Hamada et Leach sont restés amis jusqu’à leurs décès, survenus en 1978 et 1979, à six mois d’écart. Hamada s’est établi à Mashiko et Leach à St Ives, mais l’un comme l’autre voyageaient beaucoup dans le cadre de leur travail.

En 1977, le photojournaliste Katô Setsuo, qui résidait en Grande-Bretagne, a rendu visite à Leach dans sa maison de St Ives, ce qui a fait de lui le dernier journaliste japonais à interviewer Leach, alors célèbre en Grande-Bretagne et vénéré au Japon.

Bernard Leach âgé de 90 ans (© Katō Setsuo)
Bernard Leach âgé de 90 ans (© Katō Setsuo)

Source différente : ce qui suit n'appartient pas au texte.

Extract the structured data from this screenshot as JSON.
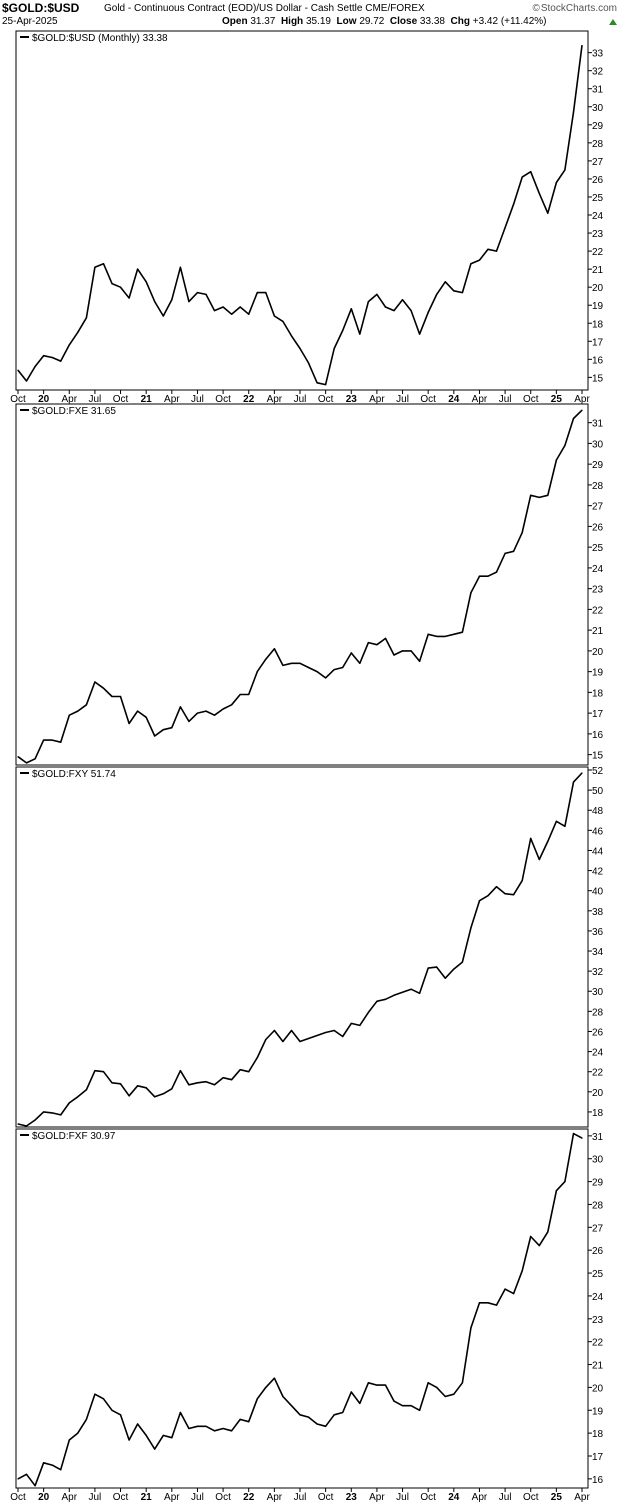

« Ma première impression a été qu’il a plus l’air d’un philosophe que d’un potier », dit Katô. Âgé de 90 ans, Leach était aveugle, mais cette rencontre lui offrait une opportunité exceptionnelle de bavarder avec un hôte japonais.

« Quand je l’ai vu, il a dit yoku irrashaimashita [bienvenue] en japonais » se souvient Katô. « Nous avons conversé en anglais… et il parlait, parlait et parlait. Je l’ai interviewé le matin, après le déjeuner et le soir. »

Ils ont également évoqué son compagnon japonais. « Leach a dit que Hamada Shôji était un homme très ‘équilibré’, dans le sens d’un bon équilibre physiologique entre le corps et l’esprit, si bien que Hamada ne se mettait jamais en colère. »

Bernard Leach et la poterie Leach 1920-2020, publié en japonais par Katô Setsuo.
« Bernard Leach et la poterie Leach 1920-2020 », publié en japonais par Katô Setsuo.

La poterie et le mouvement mingei ont aussi été abordés, et Leach s’est plaint de l’omniprésence de la production de masse dans le Japon de la croissance rapide des années 1970. « Il m’a dit que le Japon s’était trop industrialisé et avait oublié l’importance des choses faites à la main. Quelque peu inquiet de la direction empruntée par le Japon, il disait que l’imitation de l’Occident n’était pas une bonne chose. »

En 2003, Katô est devenu l’agent de liaison du Japon pour un projet de restauration de la Poterie Leach et a contribué à la collecte de fonds auprès des sponsors japonais. Puis, en 2020, il a publié un livre en japonais sur sa rencontre avec Leach et son implication dans le projet de restauration. Y figurent un grand nombre de photos prises par lui-même. Sorti juste au moment où les librairies japonaises fermaient en raison du coronavirus, le livre n’en a pas moins rencontré un succès considérable, qui témoigne de la pérennité de l’intérêt que suscitent les liens entre la Grande-Bretagne et le Japon en matière de poterie.

Ces liens, nés d’une amitié qui se déployait sur toute la surface du globe, se sont perpétrés d’une génération l’autre. Au début de cette année, David Kendall, le petit fils de Bernard Leach, s’est rendu à Mashiko et a rencontré Hamada Tomoo, potier et petit-fils de Hamada Shôji.

« Le courant a circulé d’emblée entre nous. D’une façon ou d’une autre, nos passés ont suivi des trajectoires parallèles pendant toutes ses années. C’était comme retrouver un parent éloigné », dit Kendall.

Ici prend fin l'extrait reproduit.